Yazının başlığını direkt görenler, “Niye tesettüre girenleri değil de bunu görüyorsun?” diyebilirler. Tesettüre giren birine: “Hayırlı mübarek olsun.”dan başka ne denebilir? Ama tesettürü bırakan ehl-i imanın sorunları, kafa yormamız gereken ciddi bir sorundur.
Meseleye birkaç cihetten bakmamız lazımdır:
1) Başörtüsü siyasî bir simge değildir ama siyaset kurumu tarafından istismar edilmiştir. Bundan dolayı da, kutuplaşma unsuru olarak anlaşılmıştır. Kutuplaşma unsuru olarak anlaşıldığı için de, farklı dünya görüşlerini tek başına temsil eden bir imge gibi telakki edilmiştir.

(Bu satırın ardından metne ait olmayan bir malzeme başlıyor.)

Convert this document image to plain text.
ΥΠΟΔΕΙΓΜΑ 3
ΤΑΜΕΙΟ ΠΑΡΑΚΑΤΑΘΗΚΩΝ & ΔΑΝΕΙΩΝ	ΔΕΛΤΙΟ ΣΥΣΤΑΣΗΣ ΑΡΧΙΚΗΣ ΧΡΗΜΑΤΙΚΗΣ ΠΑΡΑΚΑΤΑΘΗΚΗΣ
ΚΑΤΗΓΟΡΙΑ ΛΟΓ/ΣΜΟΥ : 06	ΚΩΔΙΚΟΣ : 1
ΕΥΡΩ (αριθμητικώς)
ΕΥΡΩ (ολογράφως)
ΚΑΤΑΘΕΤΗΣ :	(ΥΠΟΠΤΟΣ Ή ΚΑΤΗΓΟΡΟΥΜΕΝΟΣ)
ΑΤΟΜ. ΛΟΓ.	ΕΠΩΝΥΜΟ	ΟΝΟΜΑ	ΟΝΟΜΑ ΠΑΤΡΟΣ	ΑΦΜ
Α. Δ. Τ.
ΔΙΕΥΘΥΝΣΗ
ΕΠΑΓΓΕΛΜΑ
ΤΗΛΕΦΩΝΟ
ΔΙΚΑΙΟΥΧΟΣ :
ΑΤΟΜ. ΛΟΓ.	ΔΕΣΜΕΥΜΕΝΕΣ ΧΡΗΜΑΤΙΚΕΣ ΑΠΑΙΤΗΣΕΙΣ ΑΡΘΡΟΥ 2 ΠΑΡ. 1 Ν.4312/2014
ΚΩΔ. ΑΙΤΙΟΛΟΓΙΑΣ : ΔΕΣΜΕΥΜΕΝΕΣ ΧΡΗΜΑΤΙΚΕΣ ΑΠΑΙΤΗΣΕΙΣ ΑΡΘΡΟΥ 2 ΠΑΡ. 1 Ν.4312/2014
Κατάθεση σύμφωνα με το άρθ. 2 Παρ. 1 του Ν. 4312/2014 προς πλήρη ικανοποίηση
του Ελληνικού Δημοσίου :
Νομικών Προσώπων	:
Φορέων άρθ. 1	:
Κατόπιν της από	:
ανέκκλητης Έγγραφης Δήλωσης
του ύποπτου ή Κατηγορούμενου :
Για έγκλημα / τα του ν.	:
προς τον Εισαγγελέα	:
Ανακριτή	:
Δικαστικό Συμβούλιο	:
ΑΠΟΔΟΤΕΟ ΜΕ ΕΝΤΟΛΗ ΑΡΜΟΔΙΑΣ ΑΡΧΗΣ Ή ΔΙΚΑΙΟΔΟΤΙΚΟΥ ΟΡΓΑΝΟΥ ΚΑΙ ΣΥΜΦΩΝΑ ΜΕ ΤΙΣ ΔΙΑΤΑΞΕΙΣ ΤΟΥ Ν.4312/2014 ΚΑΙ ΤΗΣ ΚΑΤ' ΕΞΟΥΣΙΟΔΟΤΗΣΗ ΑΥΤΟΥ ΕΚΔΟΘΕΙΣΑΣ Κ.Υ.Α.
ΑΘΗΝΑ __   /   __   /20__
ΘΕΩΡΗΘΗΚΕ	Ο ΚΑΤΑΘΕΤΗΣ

2) İslâm’ın tek farzı tesettür olmamasına rağmen, toplumdaki dindarlaşma/dünyevîleşme tartışmaları, neredeyse tamamen başörtüsü ekseninde yapılmaktadır. Çünkü tesettür, diğer farzlara göre daha “görünür”dür. Bu durum maalesef, dindarlaşma/dünyevîleşme tartışmalarının neredeyse tamamen kadınlar üzerinden yapılmasına da sebep olmaktadır.
3) Erkek için de tesettür farz olmasına rağmen (göbek ile diz kapağı arası), erkeğin, tesettüre riayet etmemesi üzerinde maalesef çok durulmamaktadır.
4) Bir kadının, neredeyse tamamen başörtüsüne odaklanmak, ifrata sebep oluyor. Aynı kadının dar giyinme meselesi, namaz meselesi, haramlardan sakınma meselesi önemsizleşiyor. Şu da var ki, tesettür sanki başörtüsünden ibaretmiş gibi, genellikle sadece başörtüsünü çıkarana odaklanılıyor. Hâlbuki emr-i bi’l-maruf, tesettürden verilen her türlü tavize karşı yapılmalıdır.
5) Bazı ailelerin hatası, kızlarına tesettürü emretmeden önce onu iman hakikatleriyle beslememeleridir. Bunun sonucunda o kızların ileride tesettürü bırakmaları da daha kolay olmaktadır. “Bir çocuk, küçüklüğünde kuvvetli bir ders-i imanî alamazsa, sonra pek zor ve müşkül bir tarzda İslâmiyet ve imanın erkânlarını ruhuna alabilir.” (Emirdağ Lâhikası-1)
6) Şeytanın, tesettüre girmek isteyen kadınlara bir vesvesesi, “Ya dayanamayıp tekrar tesettürden çıkarsam?” vesvesesidir. Bu vesvese de, toplumdaki, tesettüre girip de tesettürü bırakan birinin, tesettüre hiç girmeyen birinden daha günahkâr olacağı yanılgısından kaynaklanmaktadır. Hatta bu yanılgı o kadar yaygın ki, tesettürü bırakan bazı kadınlar, geçmişte tesettürlü olduklarını çevrelerinden saklamaktadırlar.
7) Şeytanın, tesettüre tam riayet etmeyen kadınlara bir vesvesesi de, “Tesettürlü olacaksan tam tesettürlü ol, tam anlamıyla riayet etmeyeceksen de başörtüsünü lekeleme.” vesvesesidir. Çevremizde bu vesveseden dolayı maalesef tesettürü bırakan/bırakmayı düşünen kadınlar mevcutsa bunun şeytandan gelen bir vesvese olduğunu hatırlatmalıyız.
8) Tesettüre tam riayet etmeyenlere maalesef, “Sen ne biçim tesettürlüsün/kapalısın!” tarzı ifadelerin sıklıkla kullanılması da o kişileri maalesef, tesettürü tümden bırakmaya bir adım daha yaklaştırmaktadır. Çünkü tesettürü bıraksa, “Sen ne biçim kapalısın!” veya “Kapalılığı böyle mi temsil ediyorsun?” sözünü işitmeyecek.
9) Tesettürlü kadınlara “AKP’li” damgası yapıştırılması maalesef yaygındır. Bu damgalamayı maalesef, birçok siyasi görüşten insan yapabilmektedir. Tesettürlü kişinin oy verdiği parti AKP olsa bile, insanlar tarafından, bir partinin temsilcisi konumunda farzedilmesi ona kötü hissettirecektir.
Ben erkek olduğum için, bu mesele hakkında bizzat hissedemediğim, empati yapamadığım şeyler elbette vardır. Bilhassa bacılarımdan ve ablalarımdan, bu yazıyı yorumlarıyla zenginleştirmelerini rica ederim.